We define agency as the ability to make choices, have an impact, take risks and learn from experience.
We shape and are shaped by our environment and interactions. A healthy sense of agency involves participation, connectivity and interdependence.
Through a sense of their own agency, babies and toddlers can fully participate in their emergent sense of self, in relationship to their environment and others.
We cannot empower another person; empowerment comes from within. As caregivers, our role is to respect and nourish a child’s sense of agency and empowerment – while also respecting our own agency.
Our earliest reflexive responses to touch and movement begin to develop before we’re born. As a general rule, our first response to touch is to turn away and withdraw. From this ability to say “no,” we can then learn to turn towards the stimulus and bond to touch. We believe that the way “no” comes before “yes” as it plays out in our reflex patterns is also an important factor in other aspects of our lives – in developing a healthy sense of self, in being able to make choices, follow our curiosity and change our minds. And that early experiences of letting “no” play out leads to a greater sense of respect for ourselves and eventually others.
Why COMFORT and CURIOSITY?
We believe that babies (of all ages) learn best when they’re led by their curiosity. A sense of safety and comfort comes before and supports curiosity. When a baby doesn’t feel safe or comfortable, it’s difficult for them to be curious.
We as caregivers are the baby’s environment, and we help shape their sense of comfort. By being present and meeting their basic needs for safety and comfort, we encourage their agency and ability to self-regulate.
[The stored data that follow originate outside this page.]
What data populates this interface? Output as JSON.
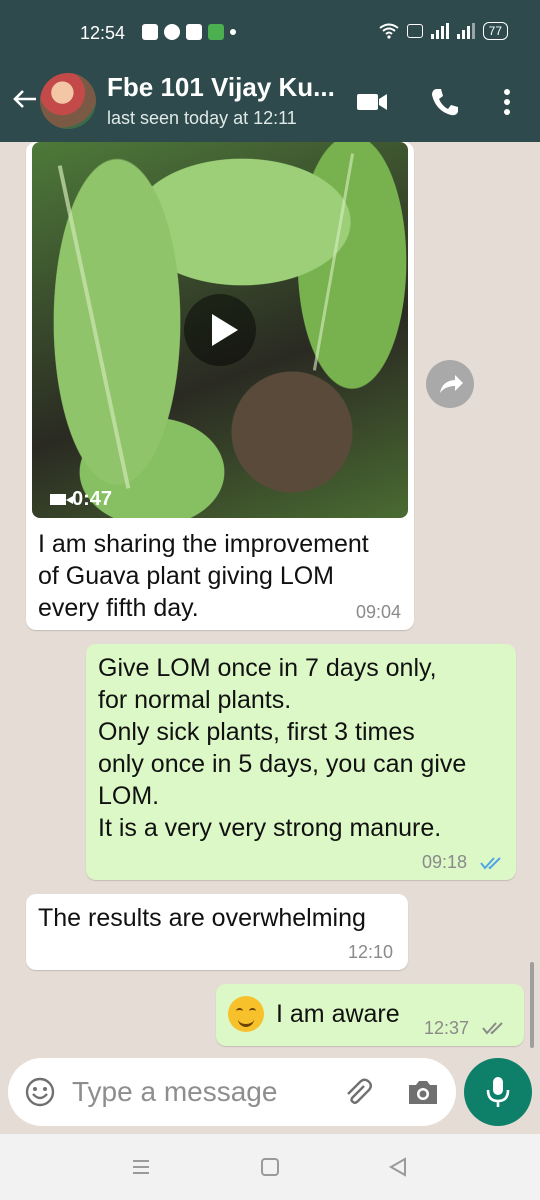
{
  "status_bar": {
    "time": "12:54",
    "battery": "77"
  },
  "header": {
    "contact_name": "Fbe 101 Vijay Ku...",
    "last_seen": "last seen today at 12:11",
    "icons": [
      "back-arrow-icon",
      "video-call-icon",
      "voice-call-icon",
      "more-options-icon"
    ]
  },
  "messages": [
    {
      "direction": "incoming",
      "type": "video",
      "video_duration": "0:47",
      "text": "I am sharing the improvement\nof Guava plant giving LOM\nevery fifth day.",
      "time": "09:04"
    },
    {
      "direction": "outgoing",
      "text": "Give LOM once in 7 days only,\nfor normal plants.\nOnly sick plants, first 3 times\nonly once in 5 days, you can give\nLOM.\nIt is a very very strong manure.",
      "time": "09:18",
      "status": "read"
    },
    {
      "direction": "incoming",
      "text": "The results are overwhelming",
      "time": "12:10"
    },
    {
      "direction": "outgoing",
      "emoji": "smiling-face",
      "text": "I am aware",
      "time": "12:37",
      "status": "delivered"
    }
  ],
  "composer": {
    "placeholder": "Type a message",
    "icons": [
      "emoji-icon",
      "attach-icon",
      "camera-icon",
      "mic-icon"
    ]
  },
  "colors": {
    "header": "#2f4a4c",
    "outgoing_bubble": "#dcf8c6",
    "chat_bg": "#e5ddd5",
    "mic_button": "#0e806a",
    "read_tick": "#4fa6e6"
  }
}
There are values and forces in our culture that assign judgment, blame and shame for all kinds of things – being fast, being slow, being big, being little, being loud, being quiet, being different or not good enough in any number of ways. We believe that each family, and each relationship in that family, develops and co-evolves differently and uniquely. Each baby finds their own way, ideally supported by trusted relationships and nurturing feedback. We believe that healthy relationships are built on things being sometimes messy, on ruptures and repairs in communication, in small falls, repetition, iteration and practice.
We work (and play) with balancing the idea that every baby finds their own way into movement, and what we know is helpful about how movement skills build on each other. We believe that taking longer to learn something means having more skills and being more comfortable when we ‘get it’, and that getting there faster doesn’t mean doing it any better.
Learning through open exploration and led by curiosity allows a child to explore, express and develop their sense of agency.
Why MOVEMENT?
A baby’s earliest experiences of touching and being touched, being moved and learning to move are significant, and play a formative role in their relationship to learning and their sense of agency.
A baby who is supported in exploring their physical movements – touching, reaching, shifting, and pulling – builds a felt, experientially-based support for “grasping” the metaphorical. A baby learns to form and act on their desires and intentions through seeing and touching a toy (for example), deciding, planning, measuring, moving toward, reaching, grasping, pulling, encountering limits, evaluating, problem-solving, integrating, settling – and repeating. The ability to change, to make transitions, to adapt, and to shift perspective play out first in movement.
When a baby finds their way to a new skill through their own agency, they can more fully own the skill and build upon it. A child’s process of learning a new skill is not only about getting the skill itself – it’s about learning how to learn. Progressive, experience-based education can begin at birth and support lifelong learning.
Our early experiences of touch and movement shape our sense of comfort with ourselves, our sense of curiosity about others and the world around us, and our awareness of our own agency in changing and being changed by our own choices and our relationships with others.
As life-long movers, as movement practitioners and teachers, and as Infant Developmental Movement Educators, our way in to engaging with babies, caregivers and adults is through movement. This might make a child (or adult) a better mover, but our goal is not to “make” fabulous movers out of children.
Our hope is that babies of all ages can learn to MOVE through the world led by their CURIOSITY, supported by their COMFORT and empowered by a sense of their own AGENCY.